М. МЕЛЬТЮХОВ: Да, или это было своего рода наказание. Тут опять же можно строить какие угодно гипотезы, но вы совершенно правы, собственно, уже со 2 июля в переговорах с фронтами Сталин фактически называет себя наркомом обороны, хотя официально он на эту должность был назначен только 19 июля. Вот происходит, как мы уже с вами говорили, концентрация реальной власти в лице одного человека.

Д. ЗАХАРОВ: Ну, на войне факт единоначалия это аксиома.

М. МЕЛЬТЮХОВ: Да, это конечно.

В. ДЫМАРСКИЙ: Кстати, еще раз возвращаясь к ГКО, помимо всего прочего ГКО - это был такой сокращенный вариант Политбюро, получается. Но самое интересное, что в течение всей войны заседаний Политбюро не было ни одного.

М. МЕЛЬТЮХОВ: Вы знаете, вот насчет заседаний…

В. ДЫМАРСКИЙ: Политбюро не собиралось.

М. МЕЛЬТЮХОВ: Вы имеете в виду, наверное, пленумы ЦК?

В. ДЫМАРСКИЙ: Нет, именно Политбюро. Собиралось ГКО. ГКО - это был как бы малый Совнарком, как во времена Ленина, это такое ядро Политбюро, которое постоянно собиралось, естественно, и которое взяло на себя всю ответственность, всю полноту власти в стране. И, кстати, по мнению очень многих уже даже не просто историков, а политологов, в принципе, Сталин даже и не восстановил ту роль Политбюро, к которой мы привыкли в советские времена вплоть до своей смерти. Роль Политбюро уже вновь поднялась уже после смерти Сталина. А в течение всей войны Политбюро не собиралось. А кому там было собираться? Хрущев был на Украине, Калинин был достаточно стар и мало что решал, Жданов в Ленинграде. Кстати говоря, из членов ГКО ведь не все были членами Политбюро, потому что Маленков и Берия в 1941 году были кандидатами в члены Политбюро.

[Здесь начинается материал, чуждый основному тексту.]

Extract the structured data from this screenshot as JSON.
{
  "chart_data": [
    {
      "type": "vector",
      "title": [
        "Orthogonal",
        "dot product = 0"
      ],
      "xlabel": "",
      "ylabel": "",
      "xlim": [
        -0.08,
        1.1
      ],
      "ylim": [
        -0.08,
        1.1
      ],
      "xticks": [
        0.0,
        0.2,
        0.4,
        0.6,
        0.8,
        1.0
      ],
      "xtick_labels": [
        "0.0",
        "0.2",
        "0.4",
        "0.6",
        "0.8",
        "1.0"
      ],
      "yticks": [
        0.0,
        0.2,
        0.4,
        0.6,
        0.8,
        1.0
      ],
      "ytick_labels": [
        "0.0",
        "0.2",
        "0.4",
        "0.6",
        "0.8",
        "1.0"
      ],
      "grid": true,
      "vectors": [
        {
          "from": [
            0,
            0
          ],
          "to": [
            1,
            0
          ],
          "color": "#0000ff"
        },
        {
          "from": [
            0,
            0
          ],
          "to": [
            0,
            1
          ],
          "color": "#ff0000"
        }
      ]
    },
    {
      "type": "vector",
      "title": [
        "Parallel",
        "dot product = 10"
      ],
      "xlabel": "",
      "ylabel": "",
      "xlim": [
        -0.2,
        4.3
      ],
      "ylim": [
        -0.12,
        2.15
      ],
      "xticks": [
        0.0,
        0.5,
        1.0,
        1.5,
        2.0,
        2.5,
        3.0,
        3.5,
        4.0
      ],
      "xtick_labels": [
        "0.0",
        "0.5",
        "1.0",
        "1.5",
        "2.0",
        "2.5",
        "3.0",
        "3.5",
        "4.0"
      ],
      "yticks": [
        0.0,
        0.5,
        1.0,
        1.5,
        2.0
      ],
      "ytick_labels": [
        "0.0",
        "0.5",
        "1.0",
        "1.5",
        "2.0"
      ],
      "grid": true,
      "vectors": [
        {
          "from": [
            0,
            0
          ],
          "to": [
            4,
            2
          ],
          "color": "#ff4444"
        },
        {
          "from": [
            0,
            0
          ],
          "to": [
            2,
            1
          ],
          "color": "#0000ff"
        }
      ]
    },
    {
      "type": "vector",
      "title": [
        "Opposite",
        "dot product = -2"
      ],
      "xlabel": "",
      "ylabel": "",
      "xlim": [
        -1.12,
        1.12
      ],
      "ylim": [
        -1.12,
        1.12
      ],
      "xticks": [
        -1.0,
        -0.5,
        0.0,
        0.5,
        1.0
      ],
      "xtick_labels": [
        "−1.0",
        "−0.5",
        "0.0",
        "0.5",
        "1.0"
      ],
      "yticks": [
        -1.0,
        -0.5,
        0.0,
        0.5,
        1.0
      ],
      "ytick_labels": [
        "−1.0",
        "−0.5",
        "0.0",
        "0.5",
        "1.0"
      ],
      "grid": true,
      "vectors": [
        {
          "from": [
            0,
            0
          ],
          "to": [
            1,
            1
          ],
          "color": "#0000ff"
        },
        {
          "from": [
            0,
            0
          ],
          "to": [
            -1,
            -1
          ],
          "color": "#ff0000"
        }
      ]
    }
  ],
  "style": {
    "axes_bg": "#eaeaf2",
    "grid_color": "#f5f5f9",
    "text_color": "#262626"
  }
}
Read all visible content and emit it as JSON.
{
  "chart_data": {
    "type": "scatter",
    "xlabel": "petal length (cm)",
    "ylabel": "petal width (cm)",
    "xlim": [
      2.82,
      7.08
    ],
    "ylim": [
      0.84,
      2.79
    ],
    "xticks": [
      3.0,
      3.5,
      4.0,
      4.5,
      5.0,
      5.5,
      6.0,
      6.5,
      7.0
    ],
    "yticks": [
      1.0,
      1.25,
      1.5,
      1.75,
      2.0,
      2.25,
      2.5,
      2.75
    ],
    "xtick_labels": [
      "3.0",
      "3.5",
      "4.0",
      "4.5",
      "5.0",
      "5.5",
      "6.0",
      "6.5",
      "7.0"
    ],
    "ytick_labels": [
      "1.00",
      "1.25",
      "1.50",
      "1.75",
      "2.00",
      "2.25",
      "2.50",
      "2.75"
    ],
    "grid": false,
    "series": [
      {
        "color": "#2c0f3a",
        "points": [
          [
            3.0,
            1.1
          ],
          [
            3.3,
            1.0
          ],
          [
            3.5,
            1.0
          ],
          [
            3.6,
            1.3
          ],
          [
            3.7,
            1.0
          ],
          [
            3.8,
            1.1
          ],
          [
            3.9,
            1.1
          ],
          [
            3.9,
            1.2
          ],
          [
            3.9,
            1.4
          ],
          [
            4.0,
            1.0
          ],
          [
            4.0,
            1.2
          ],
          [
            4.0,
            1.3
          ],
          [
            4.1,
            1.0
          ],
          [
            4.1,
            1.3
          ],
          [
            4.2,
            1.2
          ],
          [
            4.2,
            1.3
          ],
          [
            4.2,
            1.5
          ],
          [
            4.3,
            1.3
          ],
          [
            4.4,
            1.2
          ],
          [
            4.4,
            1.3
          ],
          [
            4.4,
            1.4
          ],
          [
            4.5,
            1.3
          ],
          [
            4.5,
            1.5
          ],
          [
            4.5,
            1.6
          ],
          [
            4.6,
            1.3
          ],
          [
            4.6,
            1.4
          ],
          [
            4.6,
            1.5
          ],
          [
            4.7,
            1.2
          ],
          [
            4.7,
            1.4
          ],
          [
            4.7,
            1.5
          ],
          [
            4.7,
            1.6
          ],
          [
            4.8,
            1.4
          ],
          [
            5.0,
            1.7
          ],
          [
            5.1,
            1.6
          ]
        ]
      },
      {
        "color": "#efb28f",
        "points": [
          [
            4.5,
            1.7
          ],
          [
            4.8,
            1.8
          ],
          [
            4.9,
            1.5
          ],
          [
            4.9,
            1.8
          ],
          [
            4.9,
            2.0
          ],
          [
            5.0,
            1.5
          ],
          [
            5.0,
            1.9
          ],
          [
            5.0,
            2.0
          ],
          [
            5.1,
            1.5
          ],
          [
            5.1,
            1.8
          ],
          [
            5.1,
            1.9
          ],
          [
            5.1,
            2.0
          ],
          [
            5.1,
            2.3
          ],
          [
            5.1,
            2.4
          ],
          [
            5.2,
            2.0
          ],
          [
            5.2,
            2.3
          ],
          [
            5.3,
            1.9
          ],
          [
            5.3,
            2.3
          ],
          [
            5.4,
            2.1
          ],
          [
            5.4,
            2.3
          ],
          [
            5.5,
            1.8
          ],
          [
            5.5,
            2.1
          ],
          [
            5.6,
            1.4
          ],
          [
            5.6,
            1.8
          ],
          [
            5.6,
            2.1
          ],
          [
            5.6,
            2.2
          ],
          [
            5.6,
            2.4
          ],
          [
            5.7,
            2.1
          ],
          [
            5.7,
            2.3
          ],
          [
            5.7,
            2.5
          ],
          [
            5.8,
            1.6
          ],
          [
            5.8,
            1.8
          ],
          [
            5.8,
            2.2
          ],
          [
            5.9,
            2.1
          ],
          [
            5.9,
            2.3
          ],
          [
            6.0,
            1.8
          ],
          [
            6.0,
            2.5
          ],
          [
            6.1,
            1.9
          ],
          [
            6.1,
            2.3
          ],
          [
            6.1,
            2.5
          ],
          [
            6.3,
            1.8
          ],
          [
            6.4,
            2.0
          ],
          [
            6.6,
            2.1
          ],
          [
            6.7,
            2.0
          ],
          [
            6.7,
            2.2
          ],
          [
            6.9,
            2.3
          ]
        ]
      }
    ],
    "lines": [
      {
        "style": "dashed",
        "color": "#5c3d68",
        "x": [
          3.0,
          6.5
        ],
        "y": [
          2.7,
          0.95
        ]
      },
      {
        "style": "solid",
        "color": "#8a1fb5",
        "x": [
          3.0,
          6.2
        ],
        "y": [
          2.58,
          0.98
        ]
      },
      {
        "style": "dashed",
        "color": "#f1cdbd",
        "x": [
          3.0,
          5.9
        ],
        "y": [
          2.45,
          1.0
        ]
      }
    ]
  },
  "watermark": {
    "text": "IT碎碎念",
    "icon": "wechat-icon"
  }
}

Д. ЗАХАРОВ: Как говорится, на скорость это не влияло, потому что все равно власть была сконцентрирована в одних руках.

В. ДЫМАРСКИЙ: Ну да, Маленков и Берия - кандидаты в члены Политбюро, Ворошилов и Молотов - два члена Политбюро и Сталин во главе. Вот пять человек, которые составили ГКО. Они, собственно говоря, на себя взяли все функции Политбюро и всю политическую власть.

М. МЕЛЬТЮХОВ: Знаете, собственно говоря, я не очень понял, к чему вы все это вели. Вы только что сказали, что в принципе это те же самые люди, правильно?

В. ДЫМАРСКИЙ: В сокращенном варианте.

М. МЕЛЬТЮХОВ: Хорошо, пусть в сокращенном варианте. И от того, что они, простите, собрались не на Старой площади, а в Кремле, по большому счету ничего не меняет. Начнем с того, что решения, связанные с назначениями…

В. ДЫМАРСКИЙ: Они не от имени шли…

М. МЕЛЬТЮХОВ: Простите, они шли от имени Политбюро тоже.

В. ДЫМАРСКИЙ: От имени Политбюро?

М. МЕЛЬТЮХОВ: Да, то есть официально это оформлялось именно как протокол Политбюро.

Д. ЗАХАРОВ: Была абсолютная монополизация власти в данном случае.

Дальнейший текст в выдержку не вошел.